Cause 4: Water Level Set Too High (Overflow)
Modern flush units have a built-in overflow — a tube or channel that directs water into the toilet bowl if the cistern overfills. This is a safety feature: instead of flooding onto the bathroom floor, excess water goes safely into the pan.
If the fill valve's float is set too high, the cistern fills past the overflow level and water constantly trickles down the overflow into the bowl. It looks and sounds identical to a flush seal problem, but the cause is different — the seal is fine, it's the water level that's wrong.
How to check
Take the lid off and flush. Watch the water refill. If the water rises to the very top of the flush unit's overflow tube and starts spilling over the edge into it, the fill valve is set too high.
How to fix it
Adjust the fill valve float so it shuts off at a lower water level. Most modern fill valves have an adjustable float — either a screw you turn to raise or lower the shut-off point, or a clip on the float arm that you slide up or down. The water should stop filling about 25mm (1 inch) below the top of the overflow.
Still Running? When the Flush Unit Needs Replacing
If you've tried all four fixes and the toilet still runs, the flush unit itself is likely past its useful life. Common failures beyond the seal:
- A float that's taken on water. If one of the flush valve floats has cracked or become waterlogged, it can't rise properly and won't close the seal. You can sometimes see this — the float sits lower in the water than it should.
- A damaged seat. If the plastic seat that the seal sits on is scratched, cracked, or warped, no seal will sit cleanly on it. The seat is part of the base unit, so you'd need to replace the entire flush valve.

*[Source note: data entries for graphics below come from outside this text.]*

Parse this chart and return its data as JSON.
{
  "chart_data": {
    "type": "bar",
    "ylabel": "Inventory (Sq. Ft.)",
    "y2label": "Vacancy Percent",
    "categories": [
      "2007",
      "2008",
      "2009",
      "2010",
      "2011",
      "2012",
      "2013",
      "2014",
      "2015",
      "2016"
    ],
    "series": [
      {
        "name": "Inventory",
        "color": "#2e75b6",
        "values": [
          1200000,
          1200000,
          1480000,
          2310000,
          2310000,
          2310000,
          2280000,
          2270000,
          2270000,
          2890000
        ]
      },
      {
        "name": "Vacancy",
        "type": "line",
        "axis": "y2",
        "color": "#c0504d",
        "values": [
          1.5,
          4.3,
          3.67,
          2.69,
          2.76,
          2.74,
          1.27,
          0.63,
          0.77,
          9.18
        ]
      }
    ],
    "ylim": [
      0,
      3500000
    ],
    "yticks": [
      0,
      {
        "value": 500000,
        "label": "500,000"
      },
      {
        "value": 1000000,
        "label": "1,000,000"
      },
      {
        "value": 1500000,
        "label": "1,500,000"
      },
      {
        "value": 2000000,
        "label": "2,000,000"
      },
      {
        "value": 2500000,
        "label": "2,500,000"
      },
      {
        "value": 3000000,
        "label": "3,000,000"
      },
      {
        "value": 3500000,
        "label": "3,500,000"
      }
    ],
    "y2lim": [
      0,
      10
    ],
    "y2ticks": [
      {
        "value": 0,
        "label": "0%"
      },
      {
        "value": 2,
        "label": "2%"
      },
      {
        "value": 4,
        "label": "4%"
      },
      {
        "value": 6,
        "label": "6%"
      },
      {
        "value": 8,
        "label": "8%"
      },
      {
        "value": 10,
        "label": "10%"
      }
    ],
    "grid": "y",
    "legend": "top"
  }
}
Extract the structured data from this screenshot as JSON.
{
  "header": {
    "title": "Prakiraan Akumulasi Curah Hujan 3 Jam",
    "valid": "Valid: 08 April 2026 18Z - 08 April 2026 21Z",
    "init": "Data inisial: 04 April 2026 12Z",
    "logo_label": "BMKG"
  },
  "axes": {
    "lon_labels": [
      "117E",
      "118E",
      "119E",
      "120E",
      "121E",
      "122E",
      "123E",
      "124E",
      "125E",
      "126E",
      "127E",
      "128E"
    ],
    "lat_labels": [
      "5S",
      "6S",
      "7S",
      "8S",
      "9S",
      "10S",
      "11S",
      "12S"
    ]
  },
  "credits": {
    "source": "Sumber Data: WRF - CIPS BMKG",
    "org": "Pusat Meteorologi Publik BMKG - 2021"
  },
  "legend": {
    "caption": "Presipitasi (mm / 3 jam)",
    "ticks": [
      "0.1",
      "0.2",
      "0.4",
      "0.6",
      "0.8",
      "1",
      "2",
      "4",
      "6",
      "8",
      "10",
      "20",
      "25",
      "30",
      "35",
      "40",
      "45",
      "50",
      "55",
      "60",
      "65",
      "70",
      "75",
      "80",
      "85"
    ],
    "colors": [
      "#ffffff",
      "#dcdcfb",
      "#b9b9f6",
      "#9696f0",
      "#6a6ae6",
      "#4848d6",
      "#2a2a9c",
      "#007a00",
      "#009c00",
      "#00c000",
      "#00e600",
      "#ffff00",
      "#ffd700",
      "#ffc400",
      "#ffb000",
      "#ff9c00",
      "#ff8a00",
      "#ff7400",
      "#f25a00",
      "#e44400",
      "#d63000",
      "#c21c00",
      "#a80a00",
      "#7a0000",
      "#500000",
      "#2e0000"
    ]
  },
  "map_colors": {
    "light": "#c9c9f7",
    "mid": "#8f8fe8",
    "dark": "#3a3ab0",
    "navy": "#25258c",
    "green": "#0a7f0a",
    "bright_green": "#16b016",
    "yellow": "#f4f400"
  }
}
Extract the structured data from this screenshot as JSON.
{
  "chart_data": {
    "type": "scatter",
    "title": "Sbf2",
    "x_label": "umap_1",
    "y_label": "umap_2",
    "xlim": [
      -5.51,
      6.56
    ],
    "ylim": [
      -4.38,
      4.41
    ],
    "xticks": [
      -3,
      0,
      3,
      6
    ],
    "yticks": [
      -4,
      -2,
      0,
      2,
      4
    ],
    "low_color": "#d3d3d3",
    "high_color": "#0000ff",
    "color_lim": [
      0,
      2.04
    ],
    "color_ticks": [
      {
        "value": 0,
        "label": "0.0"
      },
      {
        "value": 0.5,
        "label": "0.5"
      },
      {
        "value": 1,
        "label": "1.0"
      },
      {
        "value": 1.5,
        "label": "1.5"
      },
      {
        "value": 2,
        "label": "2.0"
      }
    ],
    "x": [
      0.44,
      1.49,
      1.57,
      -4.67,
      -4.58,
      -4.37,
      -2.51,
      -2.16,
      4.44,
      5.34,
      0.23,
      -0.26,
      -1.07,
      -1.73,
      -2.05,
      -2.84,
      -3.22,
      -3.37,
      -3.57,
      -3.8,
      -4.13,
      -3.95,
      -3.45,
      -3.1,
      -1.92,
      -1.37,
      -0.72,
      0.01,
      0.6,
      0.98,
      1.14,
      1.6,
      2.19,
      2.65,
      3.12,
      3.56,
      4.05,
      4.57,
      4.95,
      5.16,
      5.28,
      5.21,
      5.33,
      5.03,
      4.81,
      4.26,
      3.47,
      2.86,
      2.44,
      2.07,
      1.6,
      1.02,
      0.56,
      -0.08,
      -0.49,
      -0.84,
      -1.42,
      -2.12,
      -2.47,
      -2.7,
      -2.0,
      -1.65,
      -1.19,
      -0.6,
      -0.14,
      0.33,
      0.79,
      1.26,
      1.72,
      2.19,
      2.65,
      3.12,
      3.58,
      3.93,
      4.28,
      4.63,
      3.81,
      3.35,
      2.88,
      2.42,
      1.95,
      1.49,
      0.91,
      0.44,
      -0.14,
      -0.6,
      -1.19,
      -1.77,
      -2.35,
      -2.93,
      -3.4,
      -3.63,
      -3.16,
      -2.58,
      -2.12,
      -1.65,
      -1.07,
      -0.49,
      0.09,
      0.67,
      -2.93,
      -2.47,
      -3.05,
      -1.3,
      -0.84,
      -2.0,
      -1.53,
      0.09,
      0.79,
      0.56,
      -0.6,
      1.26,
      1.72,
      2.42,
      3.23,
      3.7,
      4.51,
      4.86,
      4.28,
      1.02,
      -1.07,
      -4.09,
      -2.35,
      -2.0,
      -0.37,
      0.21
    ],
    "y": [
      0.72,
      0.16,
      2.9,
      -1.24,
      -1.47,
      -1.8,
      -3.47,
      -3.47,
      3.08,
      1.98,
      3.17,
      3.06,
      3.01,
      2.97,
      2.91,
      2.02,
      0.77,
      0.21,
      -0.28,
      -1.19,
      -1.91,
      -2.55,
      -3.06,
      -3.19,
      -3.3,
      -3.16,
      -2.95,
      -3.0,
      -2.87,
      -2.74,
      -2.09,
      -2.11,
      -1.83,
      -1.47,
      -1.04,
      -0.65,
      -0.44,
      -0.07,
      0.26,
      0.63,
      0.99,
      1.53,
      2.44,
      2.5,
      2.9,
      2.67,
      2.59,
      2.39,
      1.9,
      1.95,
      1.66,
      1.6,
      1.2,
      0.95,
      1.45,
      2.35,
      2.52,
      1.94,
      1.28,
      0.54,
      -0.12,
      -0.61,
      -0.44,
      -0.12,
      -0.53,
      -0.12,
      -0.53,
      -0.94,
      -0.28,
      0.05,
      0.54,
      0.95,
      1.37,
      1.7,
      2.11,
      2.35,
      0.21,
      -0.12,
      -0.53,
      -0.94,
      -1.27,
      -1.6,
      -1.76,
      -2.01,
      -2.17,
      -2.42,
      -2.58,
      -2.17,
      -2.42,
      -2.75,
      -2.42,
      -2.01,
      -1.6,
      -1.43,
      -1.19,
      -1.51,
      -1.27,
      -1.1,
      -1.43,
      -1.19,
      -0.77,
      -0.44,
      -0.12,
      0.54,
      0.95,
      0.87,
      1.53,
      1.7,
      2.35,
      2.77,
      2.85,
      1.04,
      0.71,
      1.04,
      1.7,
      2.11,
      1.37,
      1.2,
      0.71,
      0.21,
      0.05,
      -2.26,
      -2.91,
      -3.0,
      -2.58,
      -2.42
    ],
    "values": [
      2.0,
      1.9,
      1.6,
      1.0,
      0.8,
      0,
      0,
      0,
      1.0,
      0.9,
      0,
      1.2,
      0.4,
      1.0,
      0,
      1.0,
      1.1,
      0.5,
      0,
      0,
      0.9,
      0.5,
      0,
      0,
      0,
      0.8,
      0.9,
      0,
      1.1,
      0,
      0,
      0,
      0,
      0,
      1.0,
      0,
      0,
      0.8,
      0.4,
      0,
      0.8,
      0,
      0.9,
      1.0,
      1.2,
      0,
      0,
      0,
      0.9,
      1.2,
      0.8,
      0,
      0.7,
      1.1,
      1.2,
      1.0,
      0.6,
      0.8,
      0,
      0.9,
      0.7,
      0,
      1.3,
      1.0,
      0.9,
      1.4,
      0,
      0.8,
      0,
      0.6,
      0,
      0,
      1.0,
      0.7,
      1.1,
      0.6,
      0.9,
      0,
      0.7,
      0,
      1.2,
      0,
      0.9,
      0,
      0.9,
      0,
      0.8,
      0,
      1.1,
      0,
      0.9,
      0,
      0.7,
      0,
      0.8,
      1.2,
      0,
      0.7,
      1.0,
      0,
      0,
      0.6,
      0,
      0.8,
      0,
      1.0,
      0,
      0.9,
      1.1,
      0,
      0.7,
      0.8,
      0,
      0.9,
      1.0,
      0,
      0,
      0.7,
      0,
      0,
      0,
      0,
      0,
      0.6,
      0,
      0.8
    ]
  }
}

- A worn plunger mechanism. If the plunger that lifts and drops the seal isn't moving freely, it might not be dropping fully closed after a flush.
Replacement flush units are available for most toilet models and are straightforward to fit — you turn off the water, empty the cistern, unscrew the large nut underneath, swap the unit, and reconnect. But if you're not comfortable working underneath the cistern, it's a quick job for a plumber.
How much water does a running toilet waste?
A toilet that runs continuously can waste 200–400 litres of water per day. On a water meter, that's roughly £1–2 per day, or £400–700 per year. A replacement flush seal costs under £5. Even a full replacement flush unit is under £20. It's one of those rare cases where the fix pays for itself within a day.